Erdoğan son yıllarda cumhuriyetin 2023'teki yüzüncü yıl dönümüne atfen; "Türkiye'nin Yüzyılı" sloganını, diktatörlüğünü benimsetmenin ajitasyon şiarı olarak kullandı, kullanmaya devam ediyor.

Burjuva cumhuriyetin kurucu ideolojisi kemalizmle, ideolojik farkı olan İslamcı Erdoğan, esasen cumhuriyet yıl dönümlerinden hazzetmeyen fikre sahip. Toplumsal olarak aynı sınıfı temsil etseler de, kemalizme rakip olarak Erdoğan ve yalakalarının sahici görüşü geçmişte Başbakan Davutoğlu'nun veciz biçimde açıkladığı gibi, "Cumhuriyet parantezi kapanacak" fikridir.

Gerçekten de Erdoğan, kemalizmin ideolojik hegemonyasına son vererek, rejim değişikliği yaparak, Türk burjuvazisi içinde klikler arasında kendi kliğinin lehine ekonomik imtiyaz güderek, yayılmacı dış işgallere ve askeri üsler politikasına geçiş yaparak, islamcı faşist diktatörlüğü kurdu ve devam ettirmek istiyor. "Türkiye'nin Yüzyılı" ambalajını ise, kendi iktidarını burjuvazinin tümüne ve halklarımıza benimsetmek için kullanıyor.

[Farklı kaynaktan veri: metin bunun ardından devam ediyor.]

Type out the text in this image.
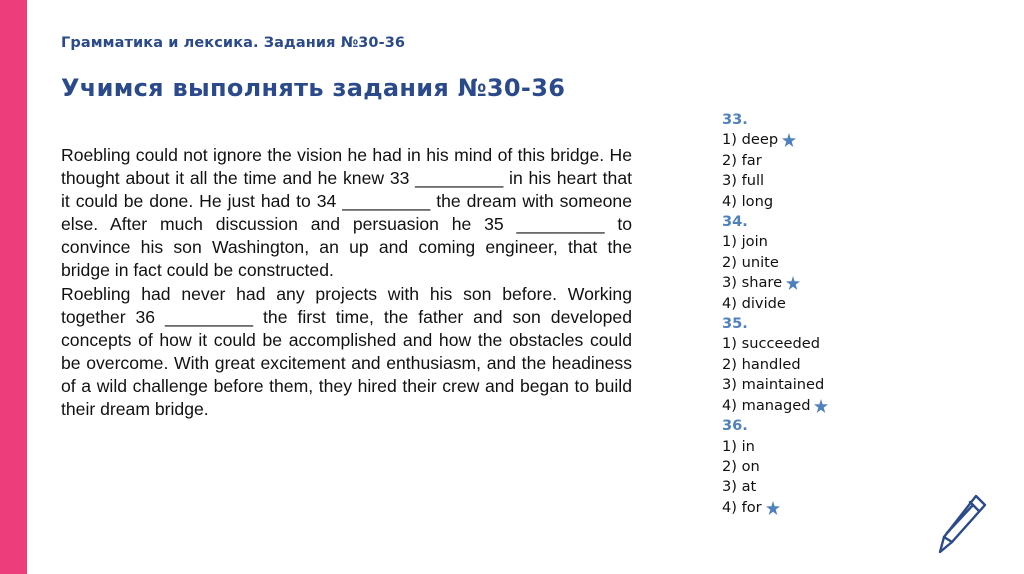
Грамматика и лексика. Задания №30-36
Учимся выполнять задания №30-36

Roebling could not ignore the vision he had in his mind of this bridge. He thought about it all the time and he knew 33 _________ in his heart that it could be done. He just had to 34 _________ the dream with someone else. After much discussion and persuasion he 35 _________ to convince his son Washington, an up and coming engineer, that the bridge in fact could be constructed.

Roebling had never had any projects with his son before. Working together 36 _________ the first time, the father and son developed concepts of how it could be accomplished and how the obstacles could be overcome. With great excitement and enthusiasm, and the headiness of a wild challenge before them, they hired their crew and began to build their dream bridge.

33.
1) deep
2) far
3) full
4) long
34.
1) join
2) unite
3) share
4) divide
35.
1) succeeded
2) handled
3) maintained
4) managed
36.
1) in
2) on
3) at
4) for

Erdoğan, M. Kemal'in başlangıçta rejim tipi olarak benimsediği faşist şefliği, kendi diktatörlüğünün rejim biçimi olarak ilan etti. Oysa, Kemal sonrası kemalist burjuvazi faşist, yarı faşist, gerici özelliklere sahip iktidarını, askeri darbelerle kesintiye uğratsa da, parlamenter biçimlerle sürdürmüştü.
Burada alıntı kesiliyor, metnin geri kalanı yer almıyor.